Menurutnya, isi dari RUU Pertanahan yang saat ini tengah dikaji oleh Komisi II DPR RI banyak informasi yang tidak detail dan tidak membahas soal pokok permasalahan agraria, sehingga UU ini tidak menjamin arah pemenuhan hak masyarakat di pedesaan. Kemudian poin kedua reforma agaria itu bungkusan besar, kalau kita lihat betul-betul, RUU Pertanahan tidak eksplisit tujuan untuk reforma agraria.
“Seharusnya dalam RUU ini membahas soal solusi dari adanya konflik agraria struktural,” tandas Dewi Kartika.
Lebih lanjut dikatakan, Kalaupun pemerintah akan membuat pengadilan pertanahan, maka hal tersebut tidak akan menyelesaikan persoalan konflik tanah di dalam negeri yang 11 tahun terakhir sudah tercatat ada 20.000 lebih kasus. “Baca juga mengenai konsep Bank Tanah di RUU Pertanahan Berguna untuk Proyek Pemerintah yang mana didalamnya ada 20.000 kasus pertanahan itu belum termasuk sektor kehutanan pesisir, pulau kecil, konflik agraria, infrastruktur dan properti,” ungkapnya.
Dewi juga mengatakan, pihaknya mengkhawatirkan dengan adanya pengadilan pertanahan ini, tidak akan menjadi jawaban dari agraria untuk masyarakat seperti nelayan, perempuan mayarakat miskin kota yang menjadi korban penggusuran, baik kawasan hutan dan kebun,
“RUU Pertanahan merupakan masuk Prolegnas DPR RI sejak periode 2009-2014. Kemudian berlanjut hingga DPR RI periode 2014-2019. Namun hingga saat ini RUU ini belum selesai dibahas.

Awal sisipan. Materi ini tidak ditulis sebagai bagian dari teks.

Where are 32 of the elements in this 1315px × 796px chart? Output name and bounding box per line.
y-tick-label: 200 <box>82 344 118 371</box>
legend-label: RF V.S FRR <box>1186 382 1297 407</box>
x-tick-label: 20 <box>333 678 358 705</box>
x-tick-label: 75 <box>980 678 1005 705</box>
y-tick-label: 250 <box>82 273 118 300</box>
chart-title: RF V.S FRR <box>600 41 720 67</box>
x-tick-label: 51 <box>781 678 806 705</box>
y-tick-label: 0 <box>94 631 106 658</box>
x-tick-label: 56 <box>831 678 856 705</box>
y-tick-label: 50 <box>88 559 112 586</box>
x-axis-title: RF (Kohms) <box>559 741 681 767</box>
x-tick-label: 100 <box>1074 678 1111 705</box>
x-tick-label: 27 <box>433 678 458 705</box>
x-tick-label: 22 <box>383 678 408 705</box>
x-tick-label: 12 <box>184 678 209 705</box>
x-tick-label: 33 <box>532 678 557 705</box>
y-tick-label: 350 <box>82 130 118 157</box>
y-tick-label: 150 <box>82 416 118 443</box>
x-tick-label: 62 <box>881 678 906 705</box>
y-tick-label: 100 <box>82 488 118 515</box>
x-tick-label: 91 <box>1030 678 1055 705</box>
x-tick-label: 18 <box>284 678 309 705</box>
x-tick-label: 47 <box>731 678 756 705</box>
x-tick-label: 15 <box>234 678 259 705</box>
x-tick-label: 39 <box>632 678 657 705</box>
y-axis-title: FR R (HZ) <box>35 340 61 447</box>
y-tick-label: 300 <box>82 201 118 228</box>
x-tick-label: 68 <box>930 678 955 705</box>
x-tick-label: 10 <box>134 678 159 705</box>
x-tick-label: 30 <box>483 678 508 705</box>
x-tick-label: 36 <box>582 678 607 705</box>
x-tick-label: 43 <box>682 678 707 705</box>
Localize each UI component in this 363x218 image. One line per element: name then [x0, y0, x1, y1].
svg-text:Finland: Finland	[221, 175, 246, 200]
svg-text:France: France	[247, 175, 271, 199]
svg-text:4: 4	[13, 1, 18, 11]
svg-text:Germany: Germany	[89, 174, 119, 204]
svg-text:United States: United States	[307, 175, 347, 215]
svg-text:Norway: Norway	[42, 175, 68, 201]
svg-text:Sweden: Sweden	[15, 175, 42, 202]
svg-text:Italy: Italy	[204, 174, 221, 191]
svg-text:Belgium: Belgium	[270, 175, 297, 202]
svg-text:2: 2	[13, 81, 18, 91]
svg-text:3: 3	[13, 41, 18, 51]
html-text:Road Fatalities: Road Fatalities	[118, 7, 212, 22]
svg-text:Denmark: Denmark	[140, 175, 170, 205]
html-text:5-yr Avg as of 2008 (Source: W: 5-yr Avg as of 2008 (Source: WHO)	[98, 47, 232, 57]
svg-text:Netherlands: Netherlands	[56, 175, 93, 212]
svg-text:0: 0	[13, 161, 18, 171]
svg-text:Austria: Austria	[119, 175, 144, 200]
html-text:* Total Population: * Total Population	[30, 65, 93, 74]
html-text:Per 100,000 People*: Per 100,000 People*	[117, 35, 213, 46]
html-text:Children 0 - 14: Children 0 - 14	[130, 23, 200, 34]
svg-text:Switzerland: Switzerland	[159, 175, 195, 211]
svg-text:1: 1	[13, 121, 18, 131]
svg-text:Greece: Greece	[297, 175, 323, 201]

RUU ini ditargetkan selesai sebelum DPR RI Periode 2014-2019 berakhir,” imbuhnya.
Menurut Dewi Kartika, Kementerian Agraria dan Tata Ruang/Badan Pertanahan Nasional (ATR/BPN) menargetkan Rancangan Undang-Undang (RUU) Pertanahan rampung pada September 2019. Saat ini, prosesnya masih dibahas pemerintah dan DPR. Dalam RUU ini, salah satu poin yang dibahas adalah jangka waktu dan luas yang diberikan untuk Hak Guna Usaha (HGU) dan Hak Guna Bangunan (HGB) kepada perusahaan demi menciptakan iklim investasi yang lebih kondusif, sekaligus juga bermanfaat untuk masyarakat sekitar.
“Adapun poin lainnya, adalah terkait penyediaan tanah untuk pembangunan, percepatan penyelesaian sengketa, kebijakan fiskal pertanahan, kewenangan pengelolaan kawasan oleh kementerian atau lembaga dan penghapusan hak-hak atas tanah yang bersifat kolonial,” ujarnya.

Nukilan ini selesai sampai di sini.